By Patrick Avenell
SYDNEY, NSW: Foxtel is open to discussions with all ISPs to deliver unmetered content on its new On Demand internet TV service. At launch, only Telstra is offering unlimited downloading, though this is not an exclusive agreement.
The new On Demand pay-per-view download platform was launched in Sydney today, with Foxtel offering its IQ2 subscribers the ability to download movies and television programs to their set-top box via an Ethernet cable connected to their home modem or router. Currently, Foxtel is not providing any wireless support for this service.
According to a Foxtel spokesperson, all content will be on a user-pays basis, with no free content being offered now or in the near future. This spokesperson also confirmed that there will be no sport, the traditional magnet for Foxtel, provided on this service.
As with all internet TV solutions, the question of download limits and charges is prevalent. Telstra has agreed to unmetered downloading through its BigPond division, and others may soon be on board too.
“Our unmetering agreement with BigPond is not exclusive,” the spokesperson told Current.com.au. “We are open to discussions about unmetering with all ISPs as unmetering only benefits our subscribers and those using the On Demand service.”
To receive Foxtel On Demand, subscribers with IQ2 boxes must connect the box to a modem or router with internet service via an Ethernet cable. Programs can then be downloaded, with TV shows costing either $1.95 for some children’s shows or $2.95 for all other shows. General release movies are priced at $3.95, whilst new release movies are $5.95.

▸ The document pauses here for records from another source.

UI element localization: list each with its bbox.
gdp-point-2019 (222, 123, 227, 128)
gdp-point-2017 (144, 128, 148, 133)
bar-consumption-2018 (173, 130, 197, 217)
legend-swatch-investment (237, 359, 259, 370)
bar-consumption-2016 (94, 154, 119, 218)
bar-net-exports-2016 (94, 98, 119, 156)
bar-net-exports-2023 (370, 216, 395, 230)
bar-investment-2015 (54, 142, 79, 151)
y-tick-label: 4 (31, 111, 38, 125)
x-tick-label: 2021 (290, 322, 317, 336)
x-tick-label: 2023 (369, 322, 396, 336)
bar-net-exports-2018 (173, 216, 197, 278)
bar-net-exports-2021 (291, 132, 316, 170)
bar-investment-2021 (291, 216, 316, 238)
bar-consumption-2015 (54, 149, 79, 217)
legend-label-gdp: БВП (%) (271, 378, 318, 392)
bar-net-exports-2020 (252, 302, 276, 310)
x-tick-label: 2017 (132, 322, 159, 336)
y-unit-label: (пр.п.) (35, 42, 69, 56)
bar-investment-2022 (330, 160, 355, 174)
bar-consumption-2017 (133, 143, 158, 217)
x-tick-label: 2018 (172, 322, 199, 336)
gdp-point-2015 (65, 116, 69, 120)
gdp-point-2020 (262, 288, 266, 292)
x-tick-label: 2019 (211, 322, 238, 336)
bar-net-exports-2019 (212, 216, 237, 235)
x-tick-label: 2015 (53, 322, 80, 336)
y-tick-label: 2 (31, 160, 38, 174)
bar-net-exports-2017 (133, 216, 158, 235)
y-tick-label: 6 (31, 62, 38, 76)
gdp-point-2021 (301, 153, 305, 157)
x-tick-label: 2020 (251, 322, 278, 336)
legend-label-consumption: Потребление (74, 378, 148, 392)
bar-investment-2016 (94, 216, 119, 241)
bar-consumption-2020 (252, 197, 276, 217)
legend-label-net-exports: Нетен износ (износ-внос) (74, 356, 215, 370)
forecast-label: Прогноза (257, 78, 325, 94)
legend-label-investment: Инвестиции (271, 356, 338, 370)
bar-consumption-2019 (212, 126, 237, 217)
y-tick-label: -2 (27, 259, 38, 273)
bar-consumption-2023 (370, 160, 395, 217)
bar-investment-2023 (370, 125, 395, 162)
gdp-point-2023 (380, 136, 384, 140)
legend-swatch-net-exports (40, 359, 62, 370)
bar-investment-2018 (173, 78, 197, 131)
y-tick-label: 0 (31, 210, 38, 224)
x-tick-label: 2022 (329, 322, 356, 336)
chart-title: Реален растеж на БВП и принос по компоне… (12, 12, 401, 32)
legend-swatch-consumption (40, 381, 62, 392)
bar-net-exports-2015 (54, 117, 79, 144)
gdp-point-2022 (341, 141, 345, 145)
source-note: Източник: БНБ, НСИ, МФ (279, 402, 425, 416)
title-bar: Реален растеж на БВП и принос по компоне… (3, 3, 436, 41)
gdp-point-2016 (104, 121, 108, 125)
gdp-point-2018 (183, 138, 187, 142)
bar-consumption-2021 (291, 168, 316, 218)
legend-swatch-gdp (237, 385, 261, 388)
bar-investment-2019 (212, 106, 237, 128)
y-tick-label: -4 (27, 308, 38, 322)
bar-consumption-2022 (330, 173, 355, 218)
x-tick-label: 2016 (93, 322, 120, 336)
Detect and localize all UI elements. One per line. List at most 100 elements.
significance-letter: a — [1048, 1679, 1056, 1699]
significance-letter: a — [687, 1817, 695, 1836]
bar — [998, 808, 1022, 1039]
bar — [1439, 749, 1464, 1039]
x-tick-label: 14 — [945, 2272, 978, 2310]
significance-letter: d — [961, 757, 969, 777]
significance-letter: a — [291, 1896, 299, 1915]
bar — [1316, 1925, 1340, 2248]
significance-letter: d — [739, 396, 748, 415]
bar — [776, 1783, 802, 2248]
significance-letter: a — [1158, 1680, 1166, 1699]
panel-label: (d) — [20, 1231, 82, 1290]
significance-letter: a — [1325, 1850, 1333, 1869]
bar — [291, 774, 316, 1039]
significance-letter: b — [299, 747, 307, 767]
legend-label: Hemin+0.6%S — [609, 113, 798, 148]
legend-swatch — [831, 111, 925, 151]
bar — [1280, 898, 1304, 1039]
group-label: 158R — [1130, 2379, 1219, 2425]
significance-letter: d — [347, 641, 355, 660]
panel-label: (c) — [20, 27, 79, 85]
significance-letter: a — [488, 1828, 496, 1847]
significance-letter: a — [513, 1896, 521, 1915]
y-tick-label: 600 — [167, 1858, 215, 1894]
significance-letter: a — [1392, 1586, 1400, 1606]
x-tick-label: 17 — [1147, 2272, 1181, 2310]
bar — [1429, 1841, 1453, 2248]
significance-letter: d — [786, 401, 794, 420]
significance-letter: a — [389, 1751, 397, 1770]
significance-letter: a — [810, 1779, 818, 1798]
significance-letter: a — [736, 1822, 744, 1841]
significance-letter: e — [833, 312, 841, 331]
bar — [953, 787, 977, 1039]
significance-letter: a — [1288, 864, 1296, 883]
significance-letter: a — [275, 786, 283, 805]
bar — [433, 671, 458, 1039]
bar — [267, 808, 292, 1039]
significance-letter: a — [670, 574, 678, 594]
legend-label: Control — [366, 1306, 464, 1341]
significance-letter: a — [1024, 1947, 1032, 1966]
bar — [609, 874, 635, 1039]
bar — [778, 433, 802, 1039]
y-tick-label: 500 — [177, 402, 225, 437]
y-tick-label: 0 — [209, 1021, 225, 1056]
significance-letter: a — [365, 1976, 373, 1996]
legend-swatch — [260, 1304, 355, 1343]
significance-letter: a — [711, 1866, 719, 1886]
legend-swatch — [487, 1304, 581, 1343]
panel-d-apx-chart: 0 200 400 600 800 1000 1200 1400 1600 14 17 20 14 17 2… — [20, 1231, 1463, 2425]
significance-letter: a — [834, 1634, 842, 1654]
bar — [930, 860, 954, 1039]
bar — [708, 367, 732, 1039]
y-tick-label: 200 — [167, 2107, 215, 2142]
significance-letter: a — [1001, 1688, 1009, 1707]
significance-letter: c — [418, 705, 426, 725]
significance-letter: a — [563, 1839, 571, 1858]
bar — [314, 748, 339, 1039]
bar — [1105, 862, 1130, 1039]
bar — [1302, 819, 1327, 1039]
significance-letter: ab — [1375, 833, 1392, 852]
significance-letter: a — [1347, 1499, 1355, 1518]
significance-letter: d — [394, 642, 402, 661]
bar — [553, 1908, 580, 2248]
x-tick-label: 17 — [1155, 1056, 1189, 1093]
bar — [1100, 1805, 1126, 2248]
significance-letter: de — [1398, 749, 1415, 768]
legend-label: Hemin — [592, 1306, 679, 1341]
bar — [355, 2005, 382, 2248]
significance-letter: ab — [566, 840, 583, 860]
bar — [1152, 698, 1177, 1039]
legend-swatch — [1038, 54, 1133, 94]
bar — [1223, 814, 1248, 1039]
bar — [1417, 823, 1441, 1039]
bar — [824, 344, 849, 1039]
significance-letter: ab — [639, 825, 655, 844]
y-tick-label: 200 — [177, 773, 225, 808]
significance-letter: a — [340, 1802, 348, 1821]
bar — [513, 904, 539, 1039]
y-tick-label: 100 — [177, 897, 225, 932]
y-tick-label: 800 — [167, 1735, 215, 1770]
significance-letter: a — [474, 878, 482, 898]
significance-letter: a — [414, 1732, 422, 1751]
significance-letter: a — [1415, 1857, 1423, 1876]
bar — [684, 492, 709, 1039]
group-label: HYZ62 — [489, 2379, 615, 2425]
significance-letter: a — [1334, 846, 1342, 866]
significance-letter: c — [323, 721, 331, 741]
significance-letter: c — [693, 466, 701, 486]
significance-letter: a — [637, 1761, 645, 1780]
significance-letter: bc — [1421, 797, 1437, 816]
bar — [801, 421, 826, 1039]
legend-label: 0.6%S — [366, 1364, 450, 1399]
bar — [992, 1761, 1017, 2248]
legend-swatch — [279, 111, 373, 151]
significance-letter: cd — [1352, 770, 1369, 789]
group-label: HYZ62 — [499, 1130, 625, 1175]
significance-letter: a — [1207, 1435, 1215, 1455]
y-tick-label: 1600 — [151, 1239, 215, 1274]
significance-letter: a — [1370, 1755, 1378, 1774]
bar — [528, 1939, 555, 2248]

A good feature of this service is the ability for viewers to watch programs as soon as they have started downloading, rather than having to wait until the download is complete, as with some other providers.
Some of the TV shows listed by Foxtel as being ready for downloading including Mad Men, Summer Heights High and Ice Road Truckers. New release movies include Hot Tub Time Machine, Date Night and Kick-Ass.
Users do not get to keep their downloads, nor are these files extractable from the set-top box, with viewing limits currently set at 48 hours for movies and 10 days for TV episodes.